Advanced Data Extraction

This tutorial requiresWebSundew Standard or higher. Download free trial here

Welcome to your second tutorial. In the first tutorial we created an extraction project that extracts data from simple e-commerce site. In the second tutorial we will create Agent that will visit all product detail pages. Agent will extract and capture into Excel file the following fields: product title, price, image and product properties.

We will use one of our demo web sites (e-commerce demo) to create Agent. It will help you to easily repeat steps from this tutorial as web site will have same structure as we used in it.

Demo WebSite

Step 1 - Create New Project

The first step is to create new project. The project is a place where all components of data extraction process are stored. Click New Project in the application toolbar.

Create New Project - Toolbar Button

New project dialog will appear:

Create New Project

Enter project name. It is better to use name related to the target web site. It will be easy to find the project later. Click Ok The new project will be added into the project workspace.

Project View

Every time you run WebSundew you will be able to access it in the Project View

Step 2 - Create Agent

Agent is a one of the main concepts of WebSundew. It automates all activity the user performs to collect web data. For example navigate over web pages, click links, extract data and store it into data storage.

Click New Agent in the application toolbar.

Create New Agent - Toolbar Button

New agent dialog will appear:

Create New Agent

Enter URL of the target web site. We will use our demo e-commerce web site - https://demo.websundew.io/ecommerce/products for this tutorial. Click Ok

New Agent will be created and added to the current project. Also agent's editor will be opened. The created Agent will have two states: Init and State1.

Agent's Editor

Step 3 - Visit Detail Pages

We need to configure Agent to visit all products pages. The Agent should collect links to detail pages and sequentially visit each page and capture product data. To configure agent in this way click Deep Crawler in the application toolbar.

Create Deep Crawler - Toolbar Button

Deep crawler dialog will appear:

Create Deep Crawler - Toolbar Button

Select List and click Ok.

The List pattern wizard will start. We need to configure List pattern to collect all links.
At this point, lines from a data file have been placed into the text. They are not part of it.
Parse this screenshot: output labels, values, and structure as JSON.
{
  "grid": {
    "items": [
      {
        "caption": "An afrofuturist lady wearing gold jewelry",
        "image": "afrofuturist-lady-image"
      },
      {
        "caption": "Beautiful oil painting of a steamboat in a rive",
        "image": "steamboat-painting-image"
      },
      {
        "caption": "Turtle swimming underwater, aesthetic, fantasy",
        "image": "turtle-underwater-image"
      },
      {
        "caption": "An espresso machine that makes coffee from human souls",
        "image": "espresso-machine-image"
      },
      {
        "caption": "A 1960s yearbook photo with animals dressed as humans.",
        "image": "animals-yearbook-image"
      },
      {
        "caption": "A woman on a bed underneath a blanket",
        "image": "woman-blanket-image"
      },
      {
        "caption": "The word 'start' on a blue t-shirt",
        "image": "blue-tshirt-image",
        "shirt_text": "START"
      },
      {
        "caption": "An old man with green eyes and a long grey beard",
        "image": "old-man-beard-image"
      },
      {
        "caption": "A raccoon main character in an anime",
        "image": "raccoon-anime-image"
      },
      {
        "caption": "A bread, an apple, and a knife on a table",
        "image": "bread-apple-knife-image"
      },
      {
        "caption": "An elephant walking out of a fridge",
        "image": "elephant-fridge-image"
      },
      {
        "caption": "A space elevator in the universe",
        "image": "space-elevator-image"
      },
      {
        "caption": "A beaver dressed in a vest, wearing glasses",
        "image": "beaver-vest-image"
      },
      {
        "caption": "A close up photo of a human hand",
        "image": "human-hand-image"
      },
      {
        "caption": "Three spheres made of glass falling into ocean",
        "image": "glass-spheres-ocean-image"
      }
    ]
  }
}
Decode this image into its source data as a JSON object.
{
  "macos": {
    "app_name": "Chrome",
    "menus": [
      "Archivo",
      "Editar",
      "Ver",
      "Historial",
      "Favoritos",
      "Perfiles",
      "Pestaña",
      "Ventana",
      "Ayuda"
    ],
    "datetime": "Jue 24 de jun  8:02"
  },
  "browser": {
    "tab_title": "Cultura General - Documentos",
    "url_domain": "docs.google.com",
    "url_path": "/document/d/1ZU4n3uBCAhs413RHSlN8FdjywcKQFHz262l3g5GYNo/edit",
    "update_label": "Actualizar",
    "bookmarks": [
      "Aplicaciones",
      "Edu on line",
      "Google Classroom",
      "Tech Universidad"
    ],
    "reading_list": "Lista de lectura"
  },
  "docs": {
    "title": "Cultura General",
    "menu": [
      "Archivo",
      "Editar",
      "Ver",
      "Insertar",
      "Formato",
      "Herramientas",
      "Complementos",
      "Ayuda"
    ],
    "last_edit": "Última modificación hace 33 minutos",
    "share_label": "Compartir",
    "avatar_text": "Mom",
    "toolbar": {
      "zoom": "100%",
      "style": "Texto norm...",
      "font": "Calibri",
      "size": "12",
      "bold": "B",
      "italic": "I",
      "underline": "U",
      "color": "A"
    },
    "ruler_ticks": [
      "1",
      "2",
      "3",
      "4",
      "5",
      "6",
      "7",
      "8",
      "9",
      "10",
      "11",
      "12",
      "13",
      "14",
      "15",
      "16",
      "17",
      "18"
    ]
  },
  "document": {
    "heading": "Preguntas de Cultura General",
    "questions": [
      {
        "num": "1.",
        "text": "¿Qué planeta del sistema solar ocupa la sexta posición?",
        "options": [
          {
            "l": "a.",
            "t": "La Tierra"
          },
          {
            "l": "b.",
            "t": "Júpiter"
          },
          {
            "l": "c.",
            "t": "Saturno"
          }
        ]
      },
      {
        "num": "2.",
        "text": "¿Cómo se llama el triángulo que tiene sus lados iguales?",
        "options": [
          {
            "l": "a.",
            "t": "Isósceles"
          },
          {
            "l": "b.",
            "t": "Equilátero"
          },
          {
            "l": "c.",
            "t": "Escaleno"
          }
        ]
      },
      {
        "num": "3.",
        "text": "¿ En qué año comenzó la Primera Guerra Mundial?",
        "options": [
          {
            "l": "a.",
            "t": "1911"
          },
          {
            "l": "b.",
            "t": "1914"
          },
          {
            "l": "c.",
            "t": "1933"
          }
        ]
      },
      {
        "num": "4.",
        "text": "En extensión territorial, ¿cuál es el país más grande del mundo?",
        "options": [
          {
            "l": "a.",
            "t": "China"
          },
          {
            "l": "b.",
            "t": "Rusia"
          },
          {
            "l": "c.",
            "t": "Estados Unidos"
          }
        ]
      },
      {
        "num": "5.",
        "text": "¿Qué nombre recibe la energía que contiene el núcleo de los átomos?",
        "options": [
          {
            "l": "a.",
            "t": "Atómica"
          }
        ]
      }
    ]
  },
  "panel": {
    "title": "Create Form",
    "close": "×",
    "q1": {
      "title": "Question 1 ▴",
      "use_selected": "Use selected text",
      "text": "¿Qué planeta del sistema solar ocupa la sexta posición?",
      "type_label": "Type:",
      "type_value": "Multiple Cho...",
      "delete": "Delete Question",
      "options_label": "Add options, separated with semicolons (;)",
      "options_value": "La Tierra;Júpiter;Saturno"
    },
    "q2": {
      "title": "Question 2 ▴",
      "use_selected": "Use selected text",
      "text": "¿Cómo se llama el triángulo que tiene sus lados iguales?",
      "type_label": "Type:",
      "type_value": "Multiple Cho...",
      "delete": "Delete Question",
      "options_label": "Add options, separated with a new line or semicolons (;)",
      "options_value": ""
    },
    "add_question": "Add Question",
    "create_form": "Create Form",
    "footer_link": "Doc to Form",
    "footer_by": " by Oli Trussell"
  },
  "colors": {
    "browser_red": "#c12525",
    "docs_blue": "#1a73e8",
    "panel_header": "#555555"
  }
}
Create List Pattern - Wizard Start

Click on the first product link.

Create List Pattern - Click First Link

Click Add in the wizard. The pattern builder will try to find patterns. The Result pane will contains several results.

Create List Pattern - Add Link and Select Result

We need to select appropriate result. In our case we have 9 links on the web page. Click on the 9. The collected data will be highlighted on the web page and will be available in the Preview View.

Create List Pattern - Add Link and Select Result

Now click Finish.

The Loop statement will be added into State1. This Loop will contain two statements: Capture and Load Page. The Capture statement is used to extract link to the detail page, Load Page used to load new state from the extracted url.

Agent Structure - Three States

The new state State2 will be added to the agent. This state will be associated with product detail page.

Step 4 - Capture Data

Now we can capture required data on the page. We will capture product title, price, etc and properties.

You can notice that detail page has following structure: fixed part with product image, title and price:

Capture - Fixed Part

And variable part that contains properties in pairs: Name - Value. These properties are depend on product. For example: Digital Camera has Lens Mount property, but Desktop Computer has not.

Capture - Fixed Part

WebSundew uses special type of data patterns: Simple Detail data pattern to capture statically located data and Linked Tag data pattern to capture data in pairs Name - Value for variable part.

4.1 Capture Simple Data

Simple Detail pattern captures data that statically located on the web page. To capture such data
click Capture in the application toolbar.

Capture - Toolbar Button

Capture type selector dialog will appear.

Capture - Select Simple

Select Simple then click Ok. The Simple Details pattern wizard will start.

Simple Data Pattern Wizard - Start

Now you need to configure pattern fields. Click on the required data, i.e. title on the web page then click Add in the pattern wizard.

Simple Data Pattern Wizard - Add Field

Repeat process for all required field. Also add main image. You can rename field to more affordable names (double click on the field title to start editing).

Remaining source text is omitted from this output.